# Teach me?



## Almi (Sep 5, 2008)

Can anyone tell me (or give me a link to) a simple guide to saltwater husbandry? How is it different than freshwater and what all is needed for a successful setup? Any tips/frequently asked questions/common mistakes you can tell me about would be awesome, also if you can tell me a little about the most common species found in pet stores.

Both links and word of mouth would be great! Thanks!


----------



## Fishfirst (Jan 24, 2005)

Almi said:


> Can anyone tell me (or give me a link to) a simple guide to saltwater husbandry?  http://www.wetwebmedia.com/marine/setup/marsetupindex1.htm a good place to start however I also recommend a good book as well such as The New Marine Aquarium by Mike Paletta How is it different than freshwater and what all is needed for a successful setup? well there are a lot of things that are different but the three main things are 1. Salt 2. lower amounts of fish/volume of water and concequently less nitrogenous waste 3. consistency... constant water temp and parameters are needed for a healthy system.  Any tips/frequently asked questions/common mistakes you can tell me about would be awesome,  Top 3 mistakes 1. Going to fast 2. Starting too small 3. Overstocking your tank  also if you can tell me a little about the most common species found in pet stores.
> 
> Both links and word of mouth would be great! Thanks!


http://www.liveaquaria.com/product/aquarium-fish-supplies.cfm?c=15

Top 10 choices for a tank between 30-55 gallons
1. Ocellaris Clownfish
2. Blue Green Chromis
3. Pajama Cardinalfish
4. Royal Gramma
5. Six Line Wrasse
6. Yellow Watchmen Goby
7. Neon Goby
8. Coral Beauty Angelfish
9. Firefish/Purple Firefish
10. Yellow Tailed Blue Damsel


Top 10 worst choices for a tank between 30-55 gallons
1. Sharks and Rays
2. Triggers Boxfish/Cowfish and Puffers
3. Groupers Sweetlips and Hamlets
4. Tangs and Batfish
5. Large Species of Angelfish
6. Most Eels
7. Lionfish
8. Anthias
9. Large Wrasses and Parrotfish
10. Damsels except for the formentioned
Note: the worst choices include GROUPS of all kinds of species that should be avoided as a whole.


----------



## Felicia (Jul 17, 2008)

Personally, I think the main attraction in the saltwater hobby is the inverts.
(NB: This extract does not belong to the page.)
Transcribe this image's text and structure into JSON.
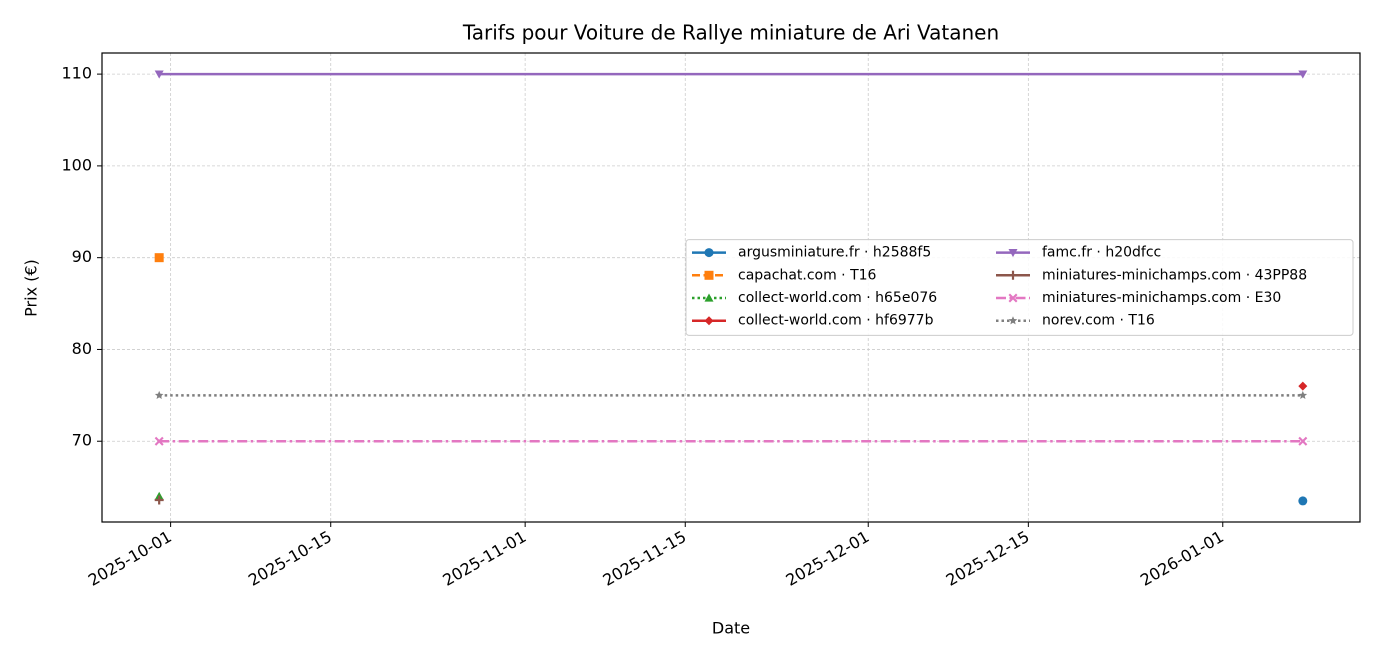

Corals, crustaceans, etc. There's a whole new world of animals out there that you have never experienced with freshwater. You can do a "nano" type tank if you keep fish stocking low. 

Probably the most important thing for you to learn about is water chemistry of a saltwater reef tank. There's a lot more to it than just freshwater.

wetwebmedia.com is an awesome site, I use it all the time. The advice there is honest because no one is trying to sell you anything.


----------



## Almi (Sep 5, 2008)

Thank you!!


----------